The most negative emoji with more than 500 mentions is: UNAMUSED FACE


##5.Where in the tweets are most emojis located (i.e. at the beginning or the end)?

In [None]:
avg_position = df['position'].mean()

if avg_position < 0.5:
    print(f"On average, emojis are located towards the beginning of tweets (average position: {avg_position:.3f}).")
elif avg_position > 0.5:
    print(f"On average, emojis are located towards the end of tweets (average position: {avg_position:.3f}).")
else:
    print(f"On average, emojis are located in the middle of tweets (average position: {avg_position:.3f}).")

On average, emojis are located towards the end of tweets (average position: 0.666).
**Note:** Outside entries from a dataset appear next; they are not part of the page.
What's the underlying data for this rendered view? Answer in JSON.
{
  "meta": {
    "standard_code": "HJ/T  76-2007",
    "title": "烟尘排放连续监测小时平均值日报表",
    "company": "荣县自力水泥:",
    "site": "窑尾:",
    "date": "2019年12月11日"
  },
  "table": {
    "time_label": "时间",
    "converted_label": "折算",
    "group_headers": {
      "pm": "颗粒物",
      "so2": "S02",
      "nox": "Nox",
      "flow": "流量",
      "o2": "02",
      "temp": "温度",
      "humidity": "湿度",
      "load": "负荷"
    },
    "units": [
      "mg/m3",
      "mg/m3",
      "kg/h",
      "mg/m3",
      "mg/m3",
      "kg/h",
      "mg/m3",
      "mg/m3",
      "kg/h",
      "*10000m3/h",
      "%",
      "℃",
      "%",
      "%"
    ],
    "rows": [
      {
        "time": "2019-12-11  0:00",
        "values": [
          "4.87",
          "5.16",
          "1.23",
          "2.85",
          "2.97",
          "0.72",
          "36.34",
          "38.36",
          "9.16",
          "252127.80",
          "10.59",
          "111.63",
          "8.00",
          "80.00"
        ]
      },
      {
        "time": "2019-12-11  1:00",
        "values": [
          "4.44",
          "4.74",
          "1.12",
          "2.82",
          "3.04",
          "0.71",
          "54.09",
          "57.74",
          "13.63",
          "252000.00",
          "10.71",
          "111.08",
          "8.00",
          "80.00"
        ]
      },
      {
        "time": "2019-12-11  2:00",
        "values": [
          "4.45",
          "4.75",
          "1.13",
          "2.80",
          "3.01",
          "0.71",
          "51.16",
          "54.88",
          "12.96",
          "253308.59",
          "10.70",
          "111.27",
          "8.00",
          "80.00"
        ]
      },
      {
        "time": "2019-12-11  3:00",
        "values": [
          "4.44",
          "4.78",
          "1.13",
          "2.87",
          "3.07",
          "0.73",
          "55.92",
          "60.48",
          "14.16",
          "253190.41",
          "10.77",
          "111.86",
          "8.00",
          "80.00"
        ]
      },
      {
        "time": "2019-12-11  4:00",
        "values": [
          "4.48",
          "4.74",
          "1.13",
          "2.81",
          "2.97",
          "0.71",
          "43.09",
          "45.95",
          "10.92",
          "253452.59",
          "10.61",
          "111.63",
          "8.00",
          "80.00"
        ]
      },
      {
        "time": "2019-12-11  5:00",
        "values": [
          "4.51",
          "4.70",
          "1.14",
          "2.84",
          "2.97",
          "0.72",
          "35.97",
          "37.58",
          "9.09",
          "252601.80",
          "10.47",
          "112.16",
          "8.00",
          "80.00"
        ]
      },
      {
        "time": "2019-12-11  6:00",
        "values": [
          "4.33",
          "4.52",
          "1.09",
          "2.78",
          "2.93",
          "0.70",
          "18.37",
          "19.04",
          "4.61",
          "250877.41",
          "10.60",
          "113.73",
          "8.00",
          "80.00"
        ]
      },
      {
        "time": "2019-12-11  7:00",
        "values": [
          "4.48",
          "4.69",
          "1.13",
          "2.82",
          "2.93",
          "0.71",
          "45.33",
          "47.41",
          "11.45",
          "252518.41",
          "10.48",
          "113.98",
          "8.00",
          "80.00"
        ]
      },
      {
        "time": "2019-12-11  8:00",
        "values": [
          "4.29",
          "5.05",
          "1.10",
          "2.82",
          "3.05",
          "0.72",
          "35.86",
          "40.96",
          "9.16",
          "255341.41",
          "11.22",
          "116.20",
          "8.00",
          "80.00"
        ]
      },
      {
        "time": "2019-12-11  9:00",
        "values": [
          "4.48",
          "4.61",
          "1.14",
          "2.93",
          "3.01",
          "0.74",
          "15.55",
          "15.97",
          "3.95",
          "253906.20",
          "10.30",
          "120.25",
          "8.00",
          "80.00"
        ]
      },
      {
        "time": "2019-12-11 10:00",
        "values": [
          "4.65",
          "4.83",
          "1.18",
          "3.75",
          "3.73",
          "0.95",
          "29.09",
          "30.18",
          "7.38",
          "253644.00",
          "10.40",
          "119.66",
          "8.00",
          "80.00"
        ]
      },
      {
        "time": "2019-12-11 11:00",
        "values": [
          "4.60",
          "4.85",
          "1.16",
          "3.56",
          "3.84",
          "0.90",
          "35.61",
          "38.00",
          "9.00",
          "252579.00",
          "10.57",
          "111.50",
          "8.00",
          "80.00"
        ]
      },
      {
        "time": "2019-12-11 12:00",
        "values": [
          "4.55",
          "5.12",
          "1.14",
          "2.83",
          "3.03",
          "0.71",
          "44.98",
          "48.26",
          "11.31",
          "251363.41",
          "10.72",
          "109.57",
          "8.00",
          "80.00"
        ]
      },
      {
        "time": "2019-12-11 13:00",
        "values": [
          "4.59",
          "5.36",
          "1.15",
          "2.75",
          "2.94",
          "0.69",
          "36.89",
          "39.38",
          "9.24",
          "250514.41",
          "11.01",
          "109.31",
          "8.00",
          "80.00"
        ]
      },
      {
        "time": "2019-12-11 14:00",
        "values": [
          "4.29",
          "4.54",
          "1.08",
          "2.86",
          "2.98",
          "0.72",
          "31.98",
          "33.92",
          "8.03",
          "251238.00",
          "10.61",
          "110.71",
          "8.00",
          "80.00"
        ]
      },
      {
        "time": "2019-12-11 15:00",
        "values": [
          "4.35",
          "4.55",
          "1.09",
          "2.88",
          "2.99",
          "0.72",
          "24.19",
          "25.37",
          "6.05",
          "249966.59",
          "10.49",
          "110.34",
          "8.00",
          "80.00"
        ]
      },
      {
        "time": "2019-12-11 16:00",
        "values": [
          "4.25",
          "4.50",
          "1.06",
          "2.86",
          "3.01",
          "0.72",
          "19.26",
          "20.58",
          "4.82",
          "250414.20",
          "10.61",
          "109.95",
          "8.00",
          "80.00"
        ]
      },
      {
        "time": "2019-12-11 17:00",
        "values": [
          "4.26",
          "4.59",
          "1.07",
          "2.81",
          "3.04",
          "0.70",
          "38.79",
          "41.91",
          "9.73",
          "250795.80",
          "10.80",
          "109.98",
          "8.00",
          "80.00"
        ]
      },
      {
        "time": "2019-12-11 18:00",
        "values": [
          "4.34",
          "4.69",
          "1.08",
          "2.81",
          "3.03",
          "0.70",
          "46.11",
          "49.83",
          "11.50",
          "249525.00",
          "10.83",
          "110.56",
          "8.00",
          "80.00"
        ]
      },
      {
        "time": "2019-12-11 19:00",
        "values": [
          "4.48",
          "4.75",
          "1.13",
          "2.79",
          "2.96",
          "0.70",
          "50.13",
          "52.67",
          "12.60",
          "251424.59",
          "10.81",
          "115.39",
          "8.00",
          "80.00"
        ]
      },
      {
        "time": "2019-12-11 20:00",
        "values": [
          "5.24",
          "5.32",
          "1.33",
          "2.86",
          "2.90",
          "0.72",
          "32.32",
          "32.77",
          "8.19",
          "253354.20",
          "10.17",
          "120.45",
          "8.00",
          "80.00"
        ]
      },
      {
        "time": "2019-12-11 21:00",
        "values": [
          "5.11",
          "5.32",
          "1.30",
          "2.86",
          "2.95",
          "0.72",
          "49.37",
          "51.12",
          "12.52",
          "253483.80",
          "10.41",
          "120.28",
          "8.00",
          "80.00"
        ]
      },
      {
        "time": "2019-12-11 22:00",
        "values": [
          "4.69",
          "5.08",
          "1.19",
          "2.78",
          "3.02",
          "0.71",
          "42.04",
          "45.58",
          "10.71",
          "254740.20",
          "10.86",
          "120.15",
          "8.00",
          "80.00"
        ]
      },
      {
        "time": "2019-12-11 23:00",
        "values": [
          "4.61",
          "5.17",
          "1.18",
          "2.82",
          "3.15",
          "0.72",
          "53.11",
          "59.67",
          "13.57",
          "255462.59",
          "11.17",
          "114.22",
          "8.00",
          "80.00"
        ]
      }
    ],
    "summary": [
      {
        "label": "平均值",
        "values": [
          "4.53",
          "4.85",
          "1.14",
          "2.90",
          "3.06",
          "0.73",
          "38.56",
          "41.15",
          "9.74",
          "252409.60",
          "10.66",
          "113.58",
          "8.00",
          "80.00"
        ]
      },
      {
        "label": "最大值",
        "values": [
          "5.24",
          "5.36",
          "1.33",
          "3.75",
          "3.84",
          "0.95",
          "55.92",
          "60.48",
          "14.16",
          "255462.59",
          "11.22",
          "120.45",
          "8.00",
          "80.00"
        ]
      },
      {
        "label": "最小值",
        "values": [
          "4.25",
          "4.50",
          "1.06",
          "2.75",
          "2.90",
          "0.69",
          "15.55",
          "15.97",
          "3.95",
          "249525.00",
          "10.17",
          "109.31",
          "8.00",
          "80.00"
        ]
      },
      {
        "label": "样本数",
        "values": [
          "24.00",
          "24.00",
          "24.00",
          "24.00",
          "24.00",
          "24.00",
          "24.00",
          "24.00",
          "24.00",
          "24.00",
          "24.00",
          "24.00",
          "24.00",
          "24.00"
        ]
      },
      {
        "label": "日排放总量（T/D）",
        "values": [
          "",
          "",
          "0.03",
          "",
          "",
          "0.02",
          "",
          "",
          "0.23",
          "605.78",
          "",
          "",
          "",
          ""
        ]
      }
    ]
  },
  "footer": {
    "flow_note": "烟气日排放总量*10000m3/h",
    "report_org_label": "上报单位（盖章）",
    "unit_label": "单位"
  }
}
##6.Is there a difference in the placement of positive versus negative emojis within a tweet?

In [None]:
positive_emojis_df = df[df['positive_flag'] == True]
display(positive_emojis_df.head())

Unnamed: 0,occurrences,position,neg,neut,pos,unicode_name,unicode_block,sentiment,positive_flag
0,14622,0.805,0.247,0.285,0.468,FACE WITH TEARS OF JOY,Emoticons,0.221,True
1,8050,0.747,0.044,0.166,0.79,HEAVY BLACK HEART,Dingbats,0.746,True
2,7144,0.754,0.035,0.272,0.693,BLACK HEART SUIT,Miscellaneous Symbols,0.658,True
3,6359,0.765,0.052,0.219,0.729,SMILING FACE WITH HEART-SHAPED EYES,Emoticons,0.677,True
5,3648,0.854,0.053,0.193,0.754,FACE THROWING A KISS,Emoticons,0.701,True


In [None]:
negative_emojis_df = df[df['positive_flag'] == False]
display(negative_emojis_df.head())

Unnamed: 0,occurrences,position,neg,neut,pos,unicode_name,unicode_block,sentiment,positive_flag
4,5526,0.803,0.436,0.22,0.343,LOUDLY CRYING FACE,Emoticons,-0.093,False
14,1808,0.826,0.591,0.186,0.223,WEARY FACE,Emoticons,-0.368,False
23,1385,0.858,0.591,0.192,0.217,UNAMUSED FACE,Emoticons,-0.374,False
27,1205,0.866,0.464,0.219,0.318,PENSIVE FACE,Emoticons,-0.146,False
39,798,0.634,0.09,0.853,0.057,FULL BLOCK,Block Elements,-0.033,False


In [None]:
avg_position_positive = positive_emojis_df['position'].mean()
avg_position_negative = negative_emojis_df['position'].mean()

print(f"Average position of positive emojis: {avg_position_positive:.3f}")
print(f"Average position of negative emojis: {avg_position_negative:.3f}")

if avg_position_positive > avg_position_negative:
    print("Positive emojis are, on average, located further towards the end of tweets than negative emojis.")
elif avg_position_negative > avg_position_positive:
    print("Negative emojis are, on average, located further towards the end of tweets than positive emojis.")
else:
    print("The average positions of positive and negative emojis are similar.")

Average position of positive emojis: 0.662
Average position of negative emojis: 0.681
Negative emojis are, on average, located further towards the end of tweets than positive emojis.